In sum, “the states have dramatically rejected the design preferences reflected in the 1787 Constitution.”
The Constitution was the result of compromises. James Madison argued that to get to agreement at the Constitutional Convention, some lesser evils must be accepted, such as the equal representation of all states in the Senate. Yet evils they remain, writes Levinson. At the time of the Great Compromise on Senate representation, the population ratio of the most populous to the least populous state was 11.5 to 1. Today that ratio is 70 to 1. Regardless of whether a particular compromise was defensible at the time it was made, Levinson contends it is a mistake in “feeling ourselves indelibly wedded to such institutional structures long after their rationales have ceased to make any sense.”
Levinson discusses a variety of other Constitutional provisions that made more sense in 1787 than they do in 2015. He favors a Constitutional Convention to modernize the document. He would select the delegates using the Athenian model. An important feature of Athenian democracy was the selection of public decision-makers by lottery. There were no elections, no campaigns, no mudslinging, and no campaign donations; selection was by chance. Levinson realizes the odds are steep against another Convention, but the odds were also steep against the Founding Fathers who recognized the Articles of Confederation were inadequate.

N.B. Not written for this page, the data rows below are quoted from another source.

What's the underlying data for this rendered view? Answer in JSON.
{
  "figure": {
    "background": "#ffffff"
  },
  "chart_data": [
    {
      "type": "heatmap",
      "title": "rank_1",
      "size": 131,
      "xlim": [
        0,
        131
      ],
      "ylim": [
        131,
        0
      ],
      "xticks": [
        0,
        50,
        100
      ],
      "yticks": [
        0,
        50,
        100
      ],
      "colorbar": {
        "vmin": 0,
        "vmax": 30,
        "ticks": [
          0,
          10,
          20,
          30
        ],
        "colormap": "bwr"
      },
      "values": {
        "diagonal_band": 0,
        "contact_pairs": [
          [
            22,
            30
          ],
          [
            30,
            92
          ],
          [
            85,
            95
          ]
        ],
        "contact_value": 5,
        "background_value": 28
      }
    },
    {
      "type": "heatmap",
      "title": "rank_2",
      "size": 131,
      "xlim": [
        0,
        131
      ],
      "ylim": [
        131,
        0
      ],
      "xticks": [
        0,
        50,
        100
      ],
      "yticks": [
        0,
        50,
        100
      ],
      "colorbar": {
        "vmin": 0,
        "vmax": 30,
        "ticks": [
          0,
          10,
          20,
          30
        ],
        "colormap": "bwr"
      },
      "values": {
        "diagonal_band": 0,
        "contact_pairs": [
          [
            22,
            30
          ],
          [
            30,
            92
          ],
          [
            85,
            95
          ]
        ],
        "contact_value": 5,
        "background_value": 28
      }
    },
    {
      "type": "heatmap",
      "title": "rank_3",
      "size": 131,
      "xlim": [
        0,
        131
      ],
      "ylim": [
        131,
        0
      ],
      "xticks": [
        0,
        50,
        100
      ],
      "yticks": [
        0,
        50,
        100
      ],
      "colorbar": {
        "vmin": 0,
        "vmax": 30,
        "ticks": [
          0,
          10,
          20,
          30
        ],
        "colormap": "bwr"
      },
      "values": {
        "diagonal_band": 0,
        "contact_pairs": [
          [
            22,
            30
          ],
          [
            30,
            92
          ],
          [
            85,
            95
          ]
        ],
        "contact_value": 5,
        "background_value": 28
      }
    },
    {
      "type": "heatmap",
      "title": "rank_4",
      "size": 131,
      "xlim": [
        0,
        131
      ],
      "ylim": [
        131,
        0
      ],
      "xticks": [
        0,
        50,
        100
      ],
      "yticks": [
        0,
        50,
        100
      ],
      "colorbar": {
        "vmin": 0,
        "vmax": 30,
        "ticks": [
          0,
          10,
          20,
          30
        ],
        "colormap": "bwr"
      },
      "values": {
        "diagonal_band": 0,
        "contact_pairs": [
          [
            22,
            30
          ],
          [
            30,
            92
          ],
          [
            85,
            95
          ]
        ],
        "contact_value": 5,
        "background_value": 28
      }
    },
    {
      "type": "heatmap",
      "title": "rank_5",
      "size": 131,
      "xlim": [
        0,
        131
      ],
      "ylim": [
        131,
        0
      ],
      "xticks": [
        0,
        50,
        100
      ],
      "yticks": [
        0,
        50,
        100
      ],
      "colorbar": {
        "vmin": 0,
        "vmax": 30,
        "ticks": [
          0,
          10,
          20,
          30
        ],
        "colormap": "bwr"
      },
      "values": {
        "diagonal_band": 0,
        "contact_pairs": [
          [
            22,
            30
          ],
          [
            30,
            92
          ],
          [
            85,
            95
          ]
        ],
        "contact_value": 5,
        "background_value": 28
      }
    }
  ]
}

This book is full of fascinating insights. Those who like to study the Constitution will enjoy it. ###
Framed is nearly unique -- instead of delving into the endless debates over ambiguous clauses in our Constitution and its amendments, Levinson examines the unambiguous, "settled" rules that are baked into the original document, and he discusses whether they are worth their exalted status. Why, for example, do we need a constitutional amendment to change the date of Inauguration Day? Why is it so hard to make any changes to the composition of the undemocratic Senate?
Excellent read. Current and piercing. I second the author's call for a new constitutional convention.